Despite their current trendiness dockless bike-share bikes have been around for some time. Oybike had a small fleet of such bikes in London in 2004, and NextBike has operated dockless bikes in many German cities for some years.
The first bike-share bikes were the famous “white bicycles” of Amsterdam, a small 1965 scheme by the Provo anarchists who wanted to reduce car usage. “The white bike symbolises simplicity and hygiene as opposed to the gaudiness and filth of the authoritarian car,” stated a Provo pamphlet. The scheme flopped but the idea was later taken up by other cities around the world before eventually docked bicycle schemes became popular in France from 2005 onwards.
British bike shops have yet to report any slackening in demand for new bikes thanks for dockless schemes in their cities, although this is hard to measure especially as the market for bicycles is already depressed.
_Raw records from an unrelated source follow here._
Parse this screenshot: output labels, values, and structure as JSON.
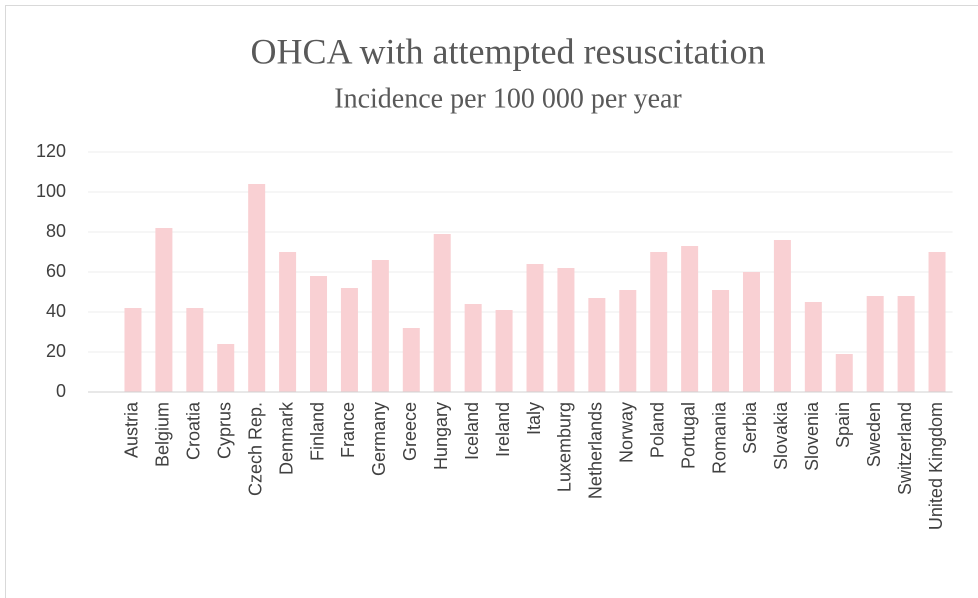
{
  "chart_data": {
    "type": "bar",
    "title": "OHCA with attempted resuscitation",
    "subtitle": "Incidence per 100 000 per year",
    "categories": [
      "Austria",
      "Belgium",
      "Croatia",
      "Cyprus",
      "Czech Rep.",
      "Denmark",
      "Finland",
      "France",
      "Germany",
      "Greece",
      "Hungary",
      "Iceland",
      "Ireland",
      "Italy",
      "Luxemburg",
      "Netherlands",
      "Norway",
      "Poland",
      "Portugal",
      "Romania",
      "Serbia",
      "Slovakia",
      "Slovenia",
      "Spain",
      "Sweden",
      "Switzerland",
      "United Kingdom"
    ],
    "values": [
      42,
      82,
      42,
      24,
      104,
      70,
      58,
      52,
      66,
      32,
      79,
      44,
      41,
      64,
      62,
      47,
      51,
      70,
      73,
      51,
      60,
      76,
      45,
      19,
      48,
      48,
      70
    ],
    "color": "#f9d0d3",
    "ylim": [
      0,
      120
    ],
    "yticks": [
      0,
      20,
      40,
      60,
      80,
      100,
      120
    ],
    "grid": true
  }
}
It’s possible that the sector to be most effected by dockless is the BSO one – “bicycle shaped objects” are the low-end bikes sold by supermarkets and the like. However, it’s also possible that demand for “Dutch-style” fully-equipped bikes will increase in the long-term because dockless bikes – like their docked cousins – are usually made with step-through frames and come equipped with mudguards, lights and front baskets.
In 2012, BikeBiz stated that bike-share bikes are like “horses: Trojan horses. They can popularise cycling by stealth. If your city starts toying with a scheme, don’t think of it as a threat to your business, it could be the very opposite.”